The LGBT news has been chock full of articles and op-eds decrying Senator Chuck Schumer's reluctance to include same-sex couples in the current immigration reform package. Advocates insist that the right of binational couples to sponsor their foreign partners for citizenship is a must-have to get their blessing.
This is an extremely short-sighted and dangerous game that should shame the LGBT movement, but, unfortunately, it's become a rallying cry for some leaders. Once again, the needs of gay couples are being put ahead of the welfare of thousands of LGBT people.
The DOMA Dilemma
Congressional Republicans are, of course, up in arms over potentially including same-sex couples. They swear that the entire bipartisan reform package will be jeopardized as Republicans flee from what they perceive to be tacit endorsement of same-sex marriage.
While binational gay and lesbian couples certainly have their own problems and those should be addressed, it's worth remembering that the number of people directly hurt by current law is small. The current ban on same-sex couple recognition is rationalized by referencing the Defense of Marriage Act. Senator Patrick Leahy has even gone so far as to write an amendment that would provide a "DOMA Carve Out" exception for binational couples.
But the fate of DOMA currently rests at the feet of the Supreme Court. In a little over a month, the law could be struck down - and with it, most likely, would be the prohibition against recognizing legally wed gay and lesbian couples. By striking down DOMA, the court could change life dramatically for thousands of same-sex couples. Leahy's "carve-out" would only signal to the court that the legislative branch is perfectly capable of creating work arounds, completely changing, or outright repealing DOMA and therefore doesn't need the intervention of the court.
Many of the judges are known for their fear of legislating by fiat and the acknowledgement that marriage equality has made leaps and bounds forward without any judicial interference was brought up during oral arguments. If carve-outs or repeal is possible, why should the Supreme Court get involved in the political process?
The better strategy would have been to take this up in June after the Supreme Court rules instead of giving Republicans weeks to blame LGBT people for selfishly killing immigration reform and potentially giving pause to a victory in the courts.
The Most to Lose
Who has the most to lose if the lack of relationship recognition for same-sex couples brings down the immigration reform efforts? What if advocates succeed in getting it added and the bipartisan bill is brought to its knees by anti-gay Republicans? Who suffers?

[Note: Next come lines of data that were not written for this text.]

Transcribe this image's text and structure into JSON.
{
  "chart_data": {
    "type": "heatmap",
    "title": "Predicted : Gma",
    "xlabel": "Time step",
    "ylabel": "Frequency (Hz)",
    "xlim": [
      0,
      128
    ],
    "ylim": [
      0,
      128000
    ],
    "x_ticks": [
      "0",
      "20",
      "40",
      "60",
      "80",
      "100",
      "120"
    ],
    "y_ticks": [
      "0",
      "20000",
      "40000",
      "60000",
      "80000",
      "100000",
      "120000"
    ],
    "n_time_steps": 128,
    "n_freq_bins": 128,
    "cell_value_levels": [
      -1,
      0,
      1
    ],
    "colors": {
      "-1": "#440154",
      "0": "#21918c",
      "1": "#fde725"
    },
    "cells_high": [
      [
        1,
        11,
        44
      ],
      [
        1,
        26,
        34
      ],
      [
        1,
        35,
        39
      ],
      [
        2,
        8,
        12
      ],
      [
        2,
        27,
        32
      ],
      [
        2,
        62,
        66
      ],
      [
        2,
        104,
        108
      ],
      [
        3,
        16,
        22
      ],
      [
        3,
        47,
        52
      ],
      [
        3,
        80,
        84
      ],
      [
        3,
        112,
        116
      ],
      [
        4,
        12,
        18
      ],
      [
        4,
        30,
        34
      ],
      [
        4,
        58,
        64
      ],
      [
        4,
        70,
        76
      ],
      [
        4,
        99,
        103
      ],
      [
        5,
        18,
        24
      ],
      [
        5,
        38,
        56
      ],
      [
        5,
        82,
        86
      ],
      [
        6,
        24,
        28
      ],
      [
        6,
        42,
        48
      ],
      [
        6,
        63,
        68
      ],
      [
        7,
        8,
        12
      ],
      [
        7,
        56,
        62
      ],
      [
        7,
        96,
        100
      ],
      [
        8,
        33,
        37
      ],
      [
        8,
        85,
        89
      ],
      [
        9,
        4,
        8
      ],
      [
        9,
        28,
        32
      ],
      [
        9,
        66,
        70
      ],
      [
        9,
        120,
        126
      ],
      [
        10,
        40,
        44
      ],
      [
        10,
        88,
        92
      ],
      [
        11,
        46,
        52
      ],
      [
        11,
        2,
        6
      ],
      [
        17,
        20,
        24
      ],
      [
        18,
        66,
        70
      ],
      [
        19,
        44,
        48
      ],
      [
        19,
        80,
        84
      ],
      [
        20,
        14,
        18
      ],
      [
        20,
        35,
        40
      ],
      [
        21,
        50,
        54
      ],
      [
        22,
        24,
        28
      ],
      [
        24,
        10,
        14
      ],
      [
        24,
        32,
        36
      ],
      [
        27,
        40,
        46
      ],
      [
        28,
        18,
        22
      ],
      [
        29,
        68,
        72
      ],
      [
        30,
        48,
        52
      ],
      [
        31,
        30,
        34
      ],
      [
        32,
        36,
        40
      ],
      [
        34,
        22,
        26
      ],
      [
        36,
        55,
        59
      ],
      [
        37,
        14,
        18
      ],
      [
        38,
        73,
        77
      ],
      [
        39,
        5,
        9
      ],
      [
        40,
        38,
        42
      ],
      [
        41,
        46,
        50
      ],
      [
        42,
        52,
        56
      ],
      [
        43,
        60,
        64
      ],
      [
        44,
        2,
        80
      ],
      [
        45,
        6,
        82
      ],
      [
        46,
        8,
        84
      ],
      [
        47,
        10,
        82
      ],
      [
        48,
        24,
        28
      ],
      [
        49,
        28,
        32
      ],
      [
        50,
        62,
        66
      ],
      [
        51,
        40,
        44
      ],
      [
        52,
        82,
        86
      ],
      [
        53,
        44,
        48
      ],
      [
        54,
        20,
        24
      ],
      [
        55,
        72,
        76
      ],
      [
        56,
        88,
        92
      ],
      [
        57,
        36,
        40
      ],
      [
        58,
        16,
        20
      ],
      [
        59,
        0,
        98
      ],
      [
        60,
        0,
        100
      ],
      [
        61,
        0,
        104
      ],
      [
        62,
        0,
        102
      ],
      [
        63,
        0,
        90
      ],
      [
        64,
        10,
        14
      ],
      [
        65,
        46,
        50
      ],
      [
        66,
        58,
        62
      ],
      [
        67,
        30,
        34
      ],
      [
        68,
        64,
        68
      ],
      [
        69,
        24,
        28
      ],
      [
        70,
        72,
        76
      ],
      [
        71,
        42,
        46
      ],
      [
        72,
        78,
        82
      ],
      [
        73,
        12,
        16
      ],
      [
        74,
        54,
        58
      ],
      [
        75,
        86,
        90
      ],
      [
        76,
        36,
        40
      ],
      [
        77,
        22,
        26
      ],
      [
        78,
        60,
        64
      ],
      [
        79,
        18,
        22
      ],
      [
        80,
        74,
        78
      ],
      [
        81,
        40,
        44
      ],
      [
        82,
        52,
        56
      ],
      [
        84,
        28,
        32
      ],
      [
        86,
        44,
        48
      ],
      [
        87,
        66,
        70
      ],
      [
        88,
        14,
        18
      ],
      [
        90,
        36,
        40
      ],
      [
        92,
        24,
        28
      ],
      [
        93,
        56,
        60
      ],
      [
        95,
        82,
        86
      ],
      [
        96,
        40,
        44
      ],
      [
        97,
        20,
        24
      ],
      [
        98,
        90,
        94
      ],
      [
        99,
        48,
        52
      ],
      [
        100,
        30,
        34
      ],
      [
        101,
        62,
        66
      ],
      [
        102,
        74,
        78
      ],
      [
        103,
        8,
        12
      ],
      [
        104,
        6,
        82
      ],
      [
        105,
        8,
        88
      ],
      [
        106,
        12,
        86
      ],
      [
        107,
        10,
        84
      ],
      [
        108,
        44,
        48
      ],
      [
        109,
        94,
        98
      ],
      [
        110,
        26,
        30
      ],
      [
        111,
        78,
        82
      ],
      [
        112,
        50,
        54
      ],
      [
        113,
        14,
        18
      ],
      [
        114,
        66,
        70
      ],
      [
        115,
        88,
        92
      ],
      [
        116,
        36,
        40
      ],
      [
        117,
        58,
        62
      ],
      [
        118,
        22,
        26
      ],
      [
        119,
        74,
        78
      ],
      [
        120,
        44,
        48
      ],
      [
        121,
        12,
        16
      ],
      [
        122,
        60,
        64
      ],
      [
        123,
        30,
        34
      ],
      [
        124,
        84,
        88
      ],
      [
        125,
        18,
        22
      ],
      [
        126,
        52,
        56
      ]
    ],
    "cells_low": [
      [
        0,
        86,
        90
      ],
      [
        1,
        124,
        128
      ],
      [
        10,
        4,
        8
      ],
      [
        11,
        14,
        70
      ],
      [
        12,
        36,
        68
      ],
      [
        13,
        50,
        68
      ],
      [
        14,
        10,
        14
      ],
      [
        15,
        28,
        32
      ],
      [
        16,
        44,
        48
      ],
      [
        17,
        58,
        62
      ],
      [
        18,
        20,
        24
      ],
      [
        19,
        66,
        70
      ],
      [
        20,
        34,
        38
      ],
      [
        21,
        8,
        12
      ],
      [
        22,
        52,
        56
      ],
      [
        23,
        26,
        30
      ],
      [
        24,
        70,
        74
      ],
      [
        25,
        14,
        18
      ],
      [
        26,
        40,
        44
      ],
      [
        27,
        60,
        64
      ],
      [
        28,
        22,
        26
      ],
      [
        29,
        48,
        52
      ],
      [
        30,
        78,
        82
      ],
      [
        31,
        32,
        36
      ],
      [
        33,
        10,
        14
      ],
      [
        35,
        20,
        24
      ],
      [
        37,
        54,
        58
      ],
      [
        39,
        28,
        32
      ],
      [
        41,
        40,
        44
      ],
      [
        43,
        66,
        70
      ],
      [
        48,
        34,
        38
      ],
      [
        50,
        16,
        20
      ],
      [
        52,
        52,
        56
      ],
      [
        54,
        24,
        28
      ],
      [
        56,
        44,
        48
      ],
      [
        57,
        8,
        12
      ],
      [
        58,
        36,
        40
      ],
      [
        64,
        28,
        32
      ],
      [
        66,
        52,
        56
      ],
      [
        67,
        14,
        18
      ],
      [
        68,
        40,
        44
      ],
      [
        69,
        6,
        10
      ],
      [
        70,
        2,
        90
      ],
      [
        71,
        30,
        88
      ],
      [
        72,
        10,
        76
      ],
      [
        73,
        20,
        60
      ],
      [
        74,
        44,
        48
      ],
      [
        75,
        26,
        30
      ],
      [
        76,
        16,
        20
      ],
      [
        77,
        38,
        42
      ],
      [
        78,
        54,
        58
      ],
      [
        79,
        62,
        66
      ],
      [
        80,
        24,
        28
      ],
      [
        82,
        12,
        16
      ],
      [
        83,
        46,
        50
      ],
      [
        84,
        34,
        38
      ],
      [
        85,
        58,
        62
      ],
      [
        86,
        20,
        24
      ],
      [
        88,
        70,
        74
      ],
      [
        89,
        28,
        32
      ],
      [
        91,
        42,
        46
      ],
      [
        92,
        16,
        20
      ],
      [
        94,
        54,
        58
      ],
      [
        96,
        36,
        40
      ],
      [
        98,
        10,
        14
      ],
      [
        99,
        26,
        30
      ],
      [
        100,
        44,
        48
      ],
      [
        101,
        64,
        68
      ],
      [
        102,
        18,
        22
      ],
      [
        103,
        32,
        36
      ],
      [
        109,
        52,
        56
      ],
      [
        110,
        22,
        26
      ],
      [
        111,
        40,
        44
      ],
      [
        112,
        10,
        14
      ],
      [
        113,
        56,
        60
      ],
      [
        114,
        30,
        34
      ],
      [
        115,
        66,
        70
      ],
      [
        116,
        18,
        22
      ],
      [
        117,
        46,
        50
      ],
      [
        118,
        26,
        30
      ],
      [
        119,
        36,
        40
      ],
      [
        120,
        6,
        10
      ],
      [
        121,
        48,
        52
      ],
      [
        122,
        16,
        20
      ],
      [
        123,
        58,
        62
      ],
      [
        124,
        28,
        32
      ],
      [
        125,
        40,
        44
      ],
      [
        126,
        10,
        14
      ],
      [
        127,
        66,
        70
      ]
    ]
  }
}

Hundreds of thousands of undocumented LGBT people are counting on the much needed relief provided by the reforms - as are millions of heterosexual people. The Williams Institute estimates that there are
32,300 24,700* binational same-sex couples. The same study gives the total number of adult LGBT undocumented immigrants to be approximately 267,000.
These people are struggling to be recognized in a much more basic manner than the couples who will benefit from the carve out. They are going to detention centers and deported by the thousands for trying to raise their standard of living and provide better lives for their families.
Entire families are destroyed under our current immigration system. Binational couples know the pain that results from being thrust apart as the foreign partner is forced to return to their home country. They should sympathize more with families who are ripped apart - in some cases by draconian laws that have wrested undocumented mothers from their American-born children.
At what point do LGBT undocumented citizens - who are often too fearful to report bias crimes, discrimination, wage theft, employer abuse, or blackmail, and are routinely too afraid to seek basic medical care for fear of deportation - become as important as gay couples? When does the marriage bandwagon stop to let the average queer's needs take the reins? When do we stop weighing the needs of the few against the needs of the many and deciding in favor of giving the least amount of help we can offer?
Once again, the obsession with fighting for the rights of a tiny subset of our community has trampled the immediate needs of the vast majority. The marriage equality battle has officially jumped the shark.
The current bickering over the fate of gay and lesbian couples who have one foreign-born partner compared to the basic human needs of thousands of LGBT people is distasteful and unseemly. By pitting the two groups against each other, we look petty and overwhelmingly biased against the poor and most vulnerable if we insist on the explicit inclusion of a very small subset of our community instead.
Binational gay and lesbian couples have very real problems that need an immediate solution. Threatening to jeopardize relief for thousands of less fortunate queers isn't it.
* The number of estimated binational same-sex couples was revised to reflect new information from the Center for American Progress and the Williams Institute. The infographic below has been updated as well.